Abstract
Introduction
Researchers and clinicians often turn to electronic health record (EHR) data for details on dietary intake and concerns for allergic reactions. In this work, we created a knowledge resource to match foods from around the world to their common ingredients and potential allergens.
Methods
We used Wikipedia (2024-12-01 English download) to develop a list of foods from around the world. Wikipedia food pages contain a metadata field main_ingredient that was used to identify foods. Using the food list obtained from Wikipedia, we created a catalog of ingredients for each food using prompts sent to the large language model (LLM) OpenAI ChatGPT 3.5 API (CGPT). For each food name and associated ingredients, we prompted CGPT for a list of allergens in each food based on the eight major food allergens described by the Food Allergen Labeling and Consumer Protection Act: milk, eggs, fish, shellfish, tree nuts, peanuts, wheat, and soy. Prompts and knowledge resources are available at: https://github.com/dhanauer/food-allergens.
Results
Using Wikipedia, we identified 6,693 foods with a main_ingredient field.

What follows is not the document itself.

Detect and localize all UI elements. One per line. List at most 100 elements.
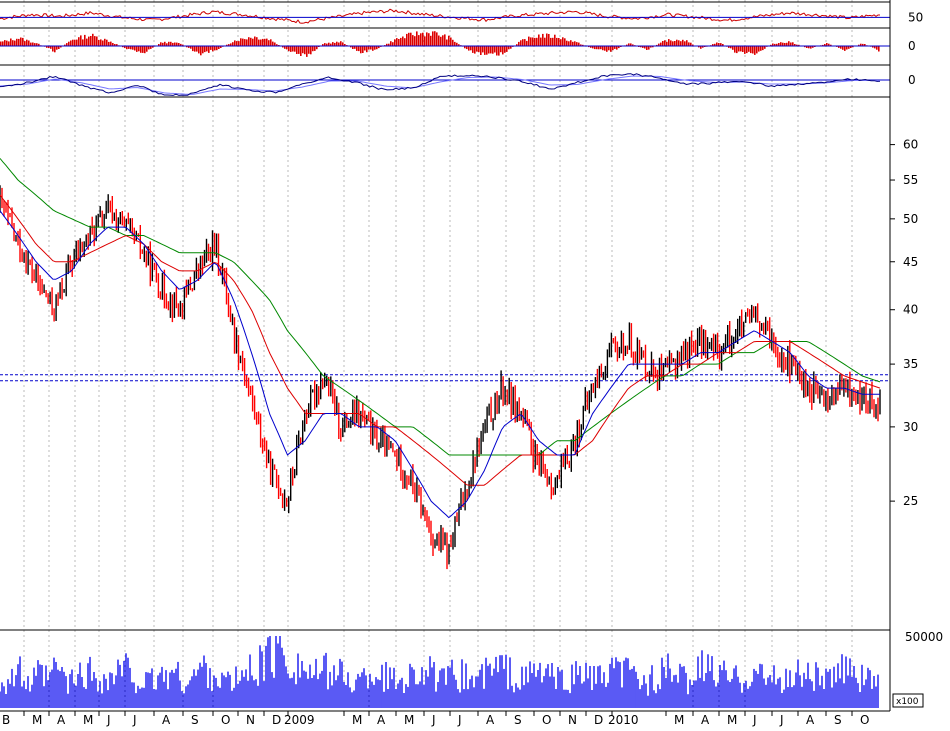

From this list, we found 7,030 distinct ingredients. Using CGPT for the same foods, a list of 4,083 ingredients was obtained, suggesting more consistency and less variability. An UpSet plot of allergens in the foods is shown in the Figure (see poster). We noted issues with both the Wikipedia output and CGPT output: for example, both Wikipedia and CGPT did not always list ingredients in a consistent manner, and some were quite free-form.
Discussion
We found Wikipedia to be most useful for creating an overall list of foods, but the LLM was better at providing a consistent list of ingredients. A combined approach proved to be most accurate.